« En 1810 et les deux années suivantes Perpignan offrit constamment les mêmes scènes, les mêmes dégoûts et les mêmes encombrements ; c’était à vrai dire la critique amère de la guerre si injustement faite aux Catalans. Combien de fois la position misérable des prisonniers fit souvenir les Roussillonnais, qu’à une autre époque, leurs pères proscrits en France, avaient trouvé en Catalogne un accueil hospitalier. Combien de fois les regards furent attristés par l’étalage des vases sacrés, volés en Espagne et colportés à Perpignan. Ces ventes publiquement faites sans que la police s’en préoccupât, révoltaient bien des cœurs. Sans doute parmi ces derniers il s’en trouvait de froids et d’indifférents pour les pratiques religieuses, mais au fond tous étaient catholiques, et ils respectaient les objets exclusivement consacrés au culte. Ces spoliations sacrilèges opérées à la dérobée, ces confiscations arbitraires ordonnées à leur profit par quelques chefs de corps, s’abritaient malheureusement derrière les réquisitions de guerre ordonnées avec plus ou moins de sévérité par le général en chef, pour alimenter les magasins, la caisse militaire, et pour punir quelquefois les populations insurgées. C’est ainsi que la statue en argent de saint Narcisse, si vénérée à Gérone, fut enlevée du sanctuaire de la Cathédrale, pour être fondue à la Monnaie de Perpignan.

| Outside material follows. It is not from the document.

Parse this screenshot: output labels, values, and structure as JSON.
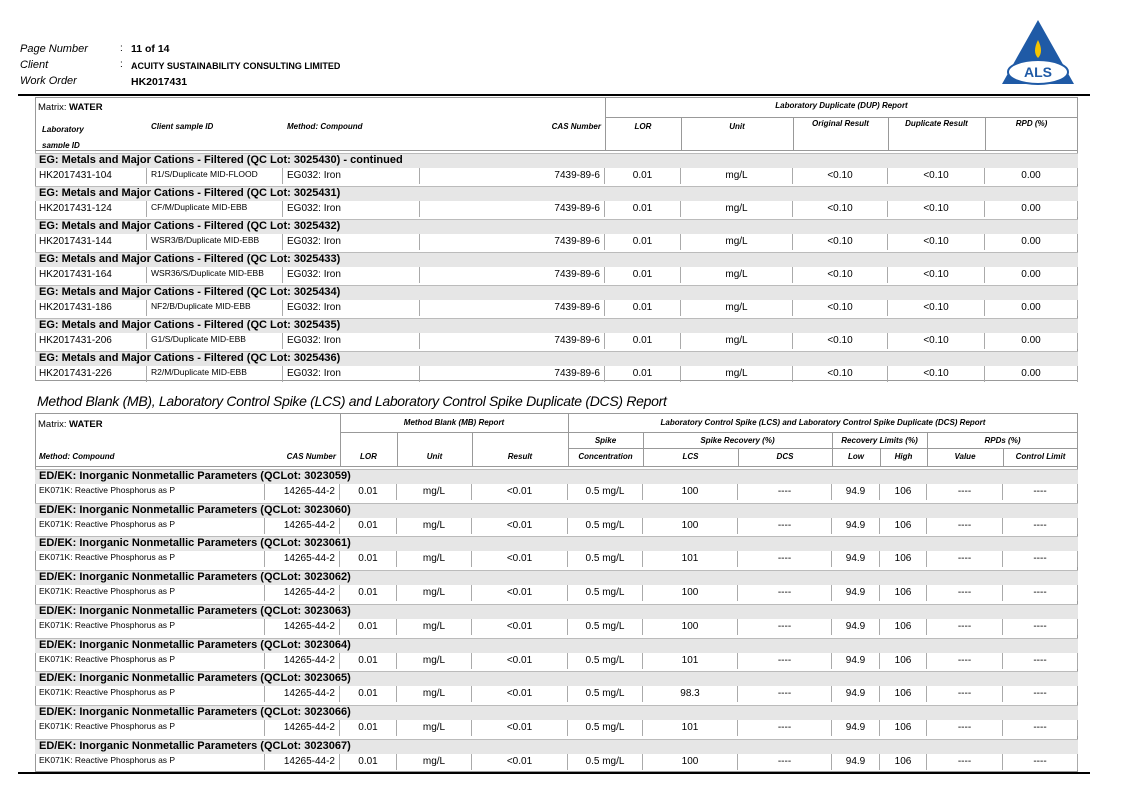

Cette impolitique et odieuse confiscation ne produisit au trésor que la modique somme de 11.000 francs et elle provoqua l’assassinat de quelques milliers de soldats, qu’on eut laissé cheminer sur la voie publique. Tant de dédains pour la religion, tant de dureté pour les prêtres, loin d’intimider les Catalans, les exaspéra. De leur côté les Roussillonnais compatirent aux maux de leurs voisins, et bientôt l’Empereur ne compta plus en Roussillon, pour adhérer à sa politique, que les hommes intimidés par les périls de l’inconnu, et la légion, il faut le dire, très nombreuse des fonctionnaires publics et des employés du gouvernement et de l’armée. »
Mémoires de Jaubert de Passa publiées en 1897 par l’abbé Torreilles.